Je me suis laissé tenter par ce roman écrit par une personne que j'apprécie énormément, et son 1er roman est une réussite ! Il se lit si vite, qu'on attend le prochain avec impatience. Ce petit ouvrage m'a même fait verser une petite larmichette.

Pour résumer l'histoire : Cela se déroule fin du 19ème, dans un petit bourg dans lequel vit ou a vécu l'auteur, vu l'authenticité de la localisation du village.
Dans cet ouvrage, on suit la famille Carson, notamment le fils, qui ne descend au Village qu'à l'occasion des marchés pour acheter le nécessaire, personne ne leur adresse la parole sauf quand ils ont besoin de leur acheter des tonneaux, des barriques ou de petits meubles pratiques et solides de leur fabrication. Tout cela parce qu'ils ont la peau bleue.
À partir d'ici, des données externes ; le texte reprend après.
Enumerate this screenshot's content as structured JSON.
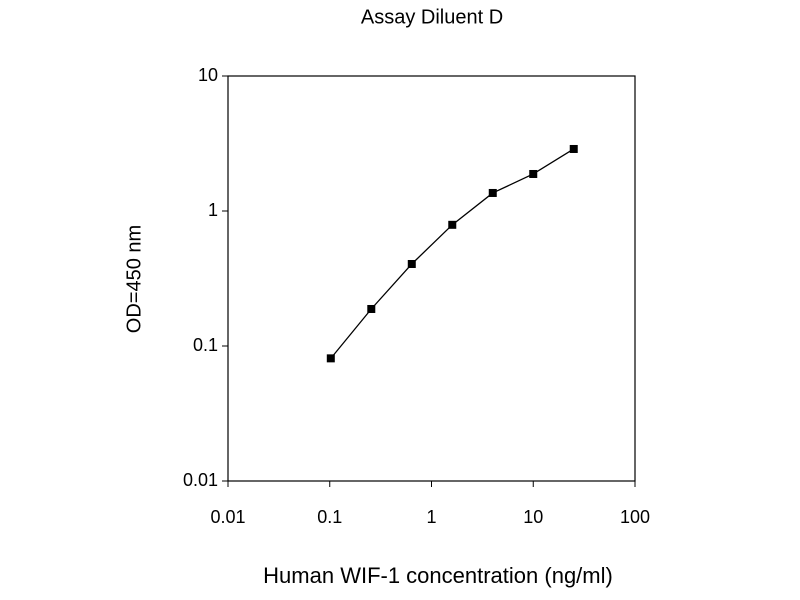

Et pour les villageois c'est un peu les colorés du village ! Ils sont alors maudits, les villageois en ont peur et s'amusent aux plus grandes moqueries pour ce teint qui leur est propre.
Charles, le fils Carson tombe alors fou amoureux de la belle Frida du village, une orpheline du pensionnat. Tout commence après l'adoption de Frida, et c'est alors que l'histoire bondit de par et d'autres d'émotions.
On s'attache à tous les habitants de ce petit bourg, le couple de l'auberge qui adopte Frida, les méchants frères Duriez et leur incroyable paternel et maire du village, la nonne et tous les autres qu'on aime a détester au vue de la méchanceté de ceux là envers les Carson et ceux qui s'en approche.
Bref, une histoire de différence, sur un fond d'amour Shakespearien qui a su m'emporter dès les premières pages.

Bleu, de Laurent Cappe, est un roman que je vous conseille de lire absolument ! Il a tout pour plaire, dites vous que je suis un grand lecteur de bande dessinée, je m'arrête parfois sur quelques romans chaque année, et celui ci en fait partie alors pour la finesse de son écriture, la facilité de lecture et la douceur dramatique de l'histoire, je vous le conseille grandement !

Je tiens à remercier Laurent cappe, directeur et metteur en scène du rollmops, et Madame Hibon L. pour l'envoi rapide de l'ouvrage.

Au plaisir de pouvoir lire le prochain roman.